Lapsus Numérique #3 – « L’Amour 2.0 »

Edito par Théo LUCCIARDI

L’amour. Voilà une thématique à en faire rougir plus d’un. Qu’allons- nous chercher, dans notre cheminement contemporain, du côté de cette dimension de l’existence humaine si anciennement inscrite ? L’amour, ça ne se passe pas maintenant. Enfin, pas plus qu’avant. Et puis, pas plus qu’après. Ah oui ?
Une singularité viendrait alors de l’époque, dans une expérience de tout temps reconduite.
Nous nous aimons plus ? Nous nous aimons moins ? Non, c’est autre chose. L’amour prend les formes de son temps, et c’est bien ces formes – ces modalités – dont nous tâchons ici de témoigner.
Ainsi, séparés par un écran, les êtres aimants s’attirent. Il scrollent, ils swipent, à gauche, à droite, leur doigts suivent parfaitement la cadence. Une danse digitale. Algo-rythmée.
Permanente. Pourront-ils un jour se manquer, si ils sont toujours connectés ? Il paraît que maintenant, on peut même faire “ça” à distance, avec des objets qui reproduisent des pulsations d’untel, ou les contractions d’unetelle. Plus besoin de se rencontrer.
Y-a-t’il vraiment besoin d’un autre ? Si le Sujet se doit d’être auto-entrepreneur de lui-même, alors nul besoin de s’encombrer d’une variable difficilement ajustable. Autant ne pas prendre le risque. L’investissement pourrait ne pas être rentable, d’autant qu’il change avec le temps.
L’agir des corps ressemble alors à une prédation violente, où le plus fort aura la plus grosse part, et l’autre sera voué à le servir. Plus que normé, le sexe a trouvé sa logique. Fou celui qui ne s’y retrouve pas. Ou seul. C’est souvent la même chose.
Parce que Lapsus Numérique se revendique d’un engagement éthique qui se doit de faire acte, autrement dit d’entrer dans la danse, nous avons choisi d’emprunter une logique ternaire, celle qui apparaît comme la plus sûre pour nous faire entendre le dire des corps.

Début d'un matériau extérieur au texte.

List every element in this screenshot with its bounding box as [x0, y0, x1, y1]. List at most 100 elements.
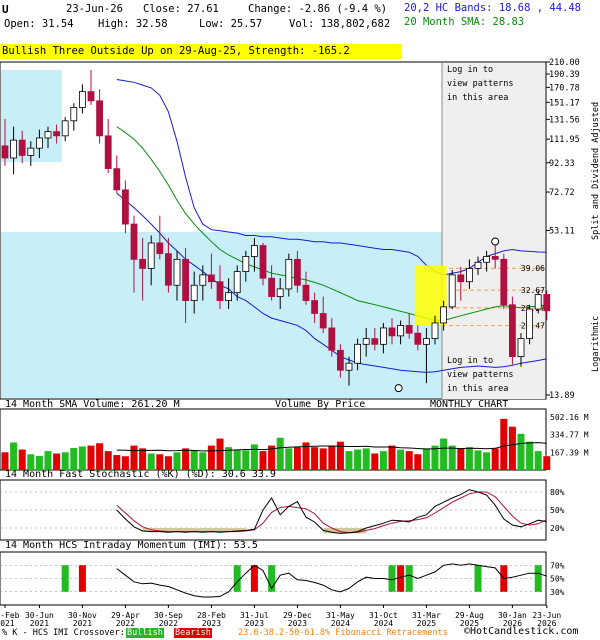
price-axis-label: 53.11 [549, 227, 575, 237]
candle-body [448, 274, 456, 308]
candle-body [79, 91, 86, 108]
candle-body [431, 322, 439, 340]
x-axis-year-label: 2025 [417, 619, 436, 628]
x-axis-year-label: 2021 [73, 619, 92, 628]
volume-bar [362, 448, 370, 470]
chart-root: Log in to view patterns in this area Log in… [0, 0, 600, 640]
candle-body [87, 91, 95, 102]
x-axis-year-label: 2022 [116, 619, 135, 628]
candle-body [336, 349, 344, 371]
volume-bar [147, 453, 155, 470]
candle-body [1, 145, 9, 159]
candle-body [207, 274, 215, 283]
stoch-axis-label: 50% [550, 506, 565, 515]
imi-axis-label: 50% [550, 575, 565, 584]
imi-bullish-marker [474, 565, 482, 592]
fib-level-label: 24.47 [521, 322, 545, 331]
volume-bar [345, 451, 353, 470]
volume-bar [483, 452, 491, 470]
volume-bar [285, 448, 293, 470]
candle-body [70, 107, 78, 122]
volume-axis-label: 167.39 M [550, 448, 589, 457]
candle-body [483, 256, 491, 263]
x-axis-year-label: 2023 [288, 619, 307, 628]
volume-bar [319, 448, 327, 470]
watermark-top-line: in this area [447, 93, 508, 103]
price-axis-label: 190.39 [549, 70, 580, 80]
x-axis-year-label: 2022 [159, 619, 178, 628]
volume-bar [199, 452, 207, 470]
volume-axis-label: 502.16 M [550, 413, 589, 422]
candle-body [156, 242, 164, 255]
candle-body [250, 245, 258, 257]
candle-body [465, 268, 473, 283]
volume-bar [113, 455, 121, 470]
volume-bar [508, 426, 516, 470]
volume-bar [44, 451, 52, 470]
volume-bar [18, 449, 26, 470]
candle-body [147, 242, 155, 269]
volume-bar [397, 449, 405, 470]
candlestick-chart: Log in to view patterns in this area Log in… [0, 58, 600, 628]
imi-bearish-marker [78, 565, 86, 592]
candle-body [362, 338, 370, 345]
candle-body [508, 304, 516, 357]
volume-axis-label: 334.77 M [550, 431, 589, 440]
imi-bullish-marker [233, 565, 241, 592]
volume-bar [405, 451, 413, 470]
volume-bar [121, 456, 129, 470]
candle-body [199, 274, 207, 286]
volume-bar [87, 445, 95, 470]
volume-bar [130, 445, 138, 470]
candle-body [388, 327, 396, 337]
volume-bar [1, 452, 9, 470]
fib-level-label: 32.67 [521, 286, 545, 295]
candle-body [285, 258, 293, 290]
volume-bar [414, 454, 422, 470]
volume-bar [517, 433, 525, 470]
imi-bullish-marker [534, 565, 542, 592]
candle-body [414, 332, 422, 345]
x-axis-year-label: 2021 [0, 619, 15, 628]
volume-bar [448, 445, 456, 470]
candle-body [328, 327, 336, 351]
candle-body [18, 139, 26, 156]
volume-bar [96, 443, 104, 470]
volume-bar [190, 450, 198, 470]
volume-bar [500, 418, 508, 470]
candle-body [293, 258, 301, 286]
candle-body [190, 284, 198, 301]
volume-bar [53, 453, 61, 470]
candle-body [457, 274, 465, 283]
volume-bar [474, 450, 482, 470]
x-axis-year-label: 2025 [460, 619, 479, 628]
volume-bar [328, 445, 336, 470]
volume-bar [182, 448, 190, 470]
x-axis-year-label: 2021 [30, 619, 49, 628]
candle-body [474, 261, 482, 269]
volume-bar [465, 447, 473, 470]
candle-body [27, 147, 35, 156]
imi-bearish-marker [397, 565, 405, 592]
candle-body [53, 131, 60, 137]
pivot-high-marker [491, 237, 500, 246]
candle-body [311, 300, 319, 314]
candle-body [36, 137, 43, 149]
candle-body [242, 256, 250, 273]
candle-body [268, 277, 276, 297]
price-axis-label: 151.17 [549, 98, 580, 108]
volume-bar [173, 452, 181, 470]
volume-bar [27, 454, 35, 470]
candle-body [259, 245, 267, 279]
volume-bar [233, 449, 241, 470]
candle-body [44, 131, 52, 139]
volume-bar [164, 456, 172, 470]
volume-bar [526, 441, 534, 470]
candle-body [96, 100, 103, 137]
candle-body [182, 258, 190, 301]
watermark-region [442, 63, 545, 399]
x-axis-year-label: 2023 [245, 619, 264, 628]
volume-bar [379, 451, 387, 470]
imi-bullish-marker [388, 565, 396, 592]
candle-body [302, 284, 310, 301]
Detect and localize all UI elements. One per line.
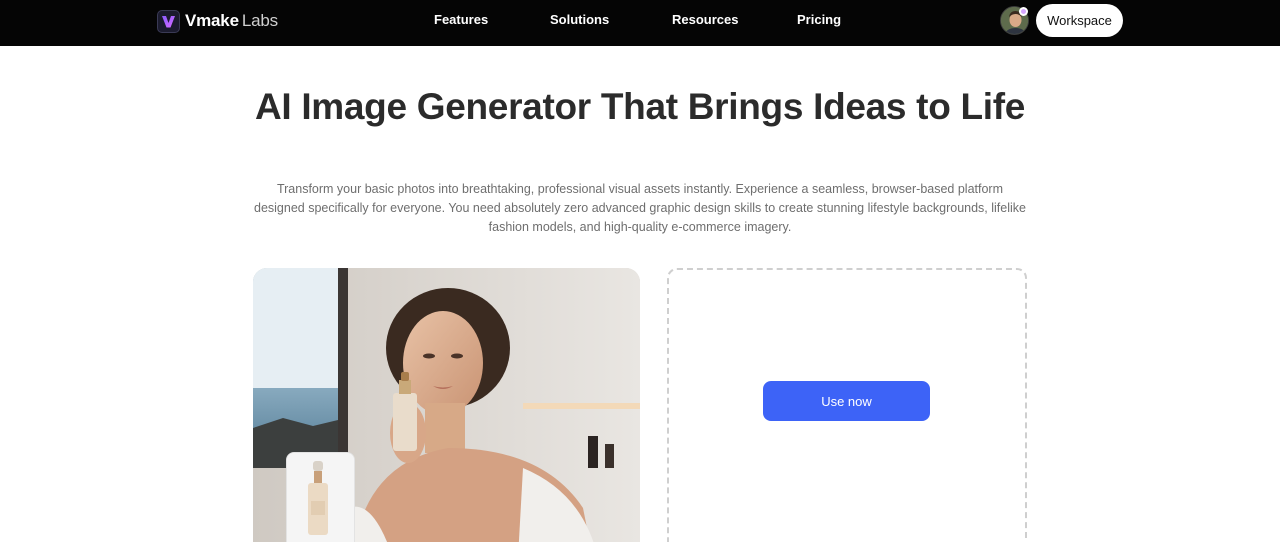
nav-features[interactable]: Features — [434, 0, 488, 40]
nav-pricing[interactable]: Pricing — [797, 0, 841, 40]
hero-description: Transform your basic photos into breatht… — [254, 182, 1026, 234]
logo-brand-text: Vmake — [185, 11, 239, 30]
vmake-logo-icon — [157, 9, 180, 33]
use-now-button[interactable]: Use now — [763, 381, 930, 421]
notification-dot — [1019, 7, 1028, 16]
brand-logo[interactable]: Vmake Labs — [157, 9, 278, 33]
top-navbar: Vmake Labs Features Solutions Resources … — [0, 0, 1280, 46]
nav-resources[interactable]: Resources — [672, 0, 738, 40]
workspace-button[interactable]: Workspace — [1036, 4, 1123, 37]
nav-solutions[interactable]: Solutions — [550, 0, 609, 40]
page-title: AI Image Generator That Brings Ideas to … — [254, 86, 1026, 127]
product-thumbnail[interactable] — [286, 452, 355, 542]
logo-sub-text: Labs — [241, 11, 278, 30]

Dans un premier instant il nous faudra d’abord voir comment cette opération, où le 1+1 aurait un égal, semble illusoirement s’écrire dans notre vivre ensemble. Nous prendrons ensuite un moment pour comprendre de quoi ces coordonnées amoureuses actuelles sont l’effet. S’agit-il, somme toute, d’un leurre comme un autre, où le malentendu fondateur de la rencontre, l’erreur-sur-la-personne, se matérialise dans les chiffres du logiciel ?
Ou se pourrait-il que les enjeux soient plus grands ? Que cette modalité, cette forme de l’amour, n’en soit pas une mais son opposé ? Et quel discours serait assez efficace pour nous faire gober ça ?

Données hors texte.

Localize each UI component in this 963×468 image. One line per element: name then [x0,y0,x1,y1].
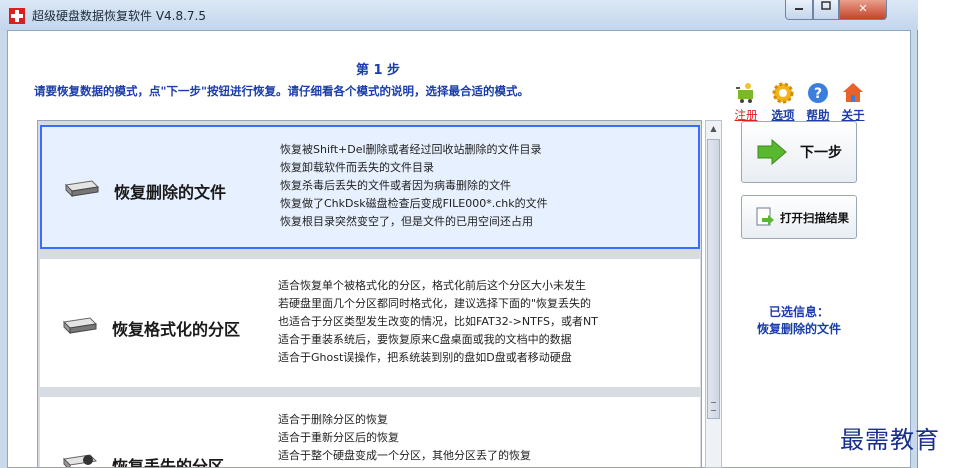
help-label: 帮助 [806,108,830,122]
mode-list: 恢复删除的文件 恢复被Shift+Del删除或者经过回收站删除的文件目录 恢复卸… [37,120,702,468]
step-title: 第 1 步 [355,63,401,78]
watermark: 最需教育 [840,426,940,454]
description-line: 恢复杀毒后丢失的文件或者因为病毒删除的文件 [280,179,511,192]
close-button[interactable]: ✕ [839,0,887,20]
description-line: 适合于整个硬盘变成一个分区，其他分区丢了的恢复 [278,449,531,462]
selection-info: 已选信息： 恢复删除的文件 [741,304,857,338]
gear-icon [772,82,794,104]
app-logo-icon [9,8,25,24]
description-line: 也适合于分区类型发生改变的情况，比如FAT32->NTFS，或者NT [278,315,598,328]
hard-disk-icon [62,317,98,335]
mode-card-recover-deleted[interactable]: 恢复删除的文件 恢复被Shift+Del删除或者经过回收站删除的文件目录 恢复卸… [40,125,700,249]
selection-value: 恢复删除的文件 [756,322,841,336]
mode-title: 恢复格式化的分区 [112,320,241,339]
mode-description: 适合于删除分区的恢复 适合于重新分区后的恢复 适合于整个硬盘变成一个分区，其他分… [278,411,531,465]
minimize-button[interactable] [785,0,813,20]
open-scan-results-label: 打开扫描结果 [780,211,849,225]
home-icon [843,83,863,102]
maximize-icon [821,1,831,10]
selection-label: 已选信息： [768,305,829,319]
description-line: 适合于重装系统后，要恢复原来C盘桌面或我的文档中的数据 [278,333,572,346]
arrow-right-icon [757,138,787,166]
description-line: 适合于删除分区的恢复 [278,413,388,426]
about-link[interactable]: 关于 [833,81,873,123]
help-icon: ? [808,83,828,103]
description-line: 适合恢复单个被格式化的分区，格式化前后这个分区大小未发生 [278,279,586,292]
about-label: 关于 [841,108,865,122]
description-line: 恢复被Shift+Del删除或者经过回收站删除的文件目录 [280,143,542,156]
title-bar[interactable]: 超级硬盘数据恢复软件 V4.8.7.5 ✕ [0,0,918,30]
hard-disk-icon [64,180,100,198]
scroll-up-arrow-icon[interactable]: ▲ [706,121,721,137]
description-line: 适合于重新分区后的恢复 [278,431,399,444]
mode-title: 恢复删除的文件 [114,183,227,202]
description-line: 适合于Ghost误操作，把系统装到别的盘如D盘或者移动硬盘 [278,351,572,364]
minimize-icon [795,8,803,10]
next-step-button[interactable]: 下一步 [741,121,857,183]
description-line: 恢复做了ChkDsk磁盘检查后变成FILE000*.chk的文件 [280,197,548,210]
open-scan-results-button[interactable]: 打开扫描结果 [741,195,857,239]
options-label: 选项 [771,108,795,122]
close-icon: ✕ [858,2,868,15]
mode-card-recover-formatted[interactable]: 恢复格式化的分区 适合恢复单个被格式化的分区，格式化前后这个分区大小未发生 若硬… [40,259,700,387]
maximize-button[interactable] [813,0,839,20]
mode-description: 适合恢复单个被格式化的分区，格式化前后这个分区大小未发生 若硬盘里面几个分区都同… [278,277,688,367]
scroll-thumb[interactable] [707,139,720,419]
description-line: 恢复卸载软件而丢失的文件目录 [280,161,434,174]
lost-partition-icon [62,454,98,467]
mode-list-scrollbar[interactable]: ▲ [705,120,722,468]
options-link[interactable]: 选项 [763,81,803,123]
app-window: 超级硬盘数据恢复软件 V4.8.7.5 ✕ 第 1 步 请要恢复数据的模式，点"… [0,0,918,468]
register-label: 注册 [734,108,758,122]
svg-text:?: ? [814,86,822,102]
register-link[interactable]: 注册 [726,81,766,123]
open-file-icon [756,207,774,226]
cart-icon [736,83,753,103]
mode-title: 恢复丢失的分区 [112,457,225,468]
mode-description: 恢复被Shift+Del删除或者经过回收站删除的文件目录 恢复卸载软件而丢失的文… [280,141,548,231]
description-line: 恢复根目录突然变空了，但是文件的已用空间还占用 [280,215,533,228]
description-line: 若硬盘里面几个分区都同时格式化，建议选择下面的"恢复丢失的 [278,297,592,310]
next-step-label: 下一步 [800,145,842,161]
help-link[interactable]: ? 帮助 [798,81,838,123]
scroll-grip-icon [711,402,716,411]
window-title: 超级硬盘数据恢复软件 V4.8.7.5 [32,9,207,23]
mode-card-recover-lost-partition[interactable]: 恢复丢失的分区 适合于删除分区的恢复 适合于重新分区后的恢复 适合于整个硬盘变成… [40,397,700,468]
step-instruction: 请要恢复数据的模式，点"下一步"按钮进行恢复。请仔细看各个模式的说明，选择最合适… [34,84,529,98]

Puis viendra le temps de conclure, comme souvent, sur les perspectives de subversion que nous offrent les arts, la poésie et la création. C’est en effet précisément à cet endroit que pourront se déployer dans toute leurs originalités les solutions contemporaines de l’équation.
Lectrice, lecteur, te voilà invité-e à valser avec nous.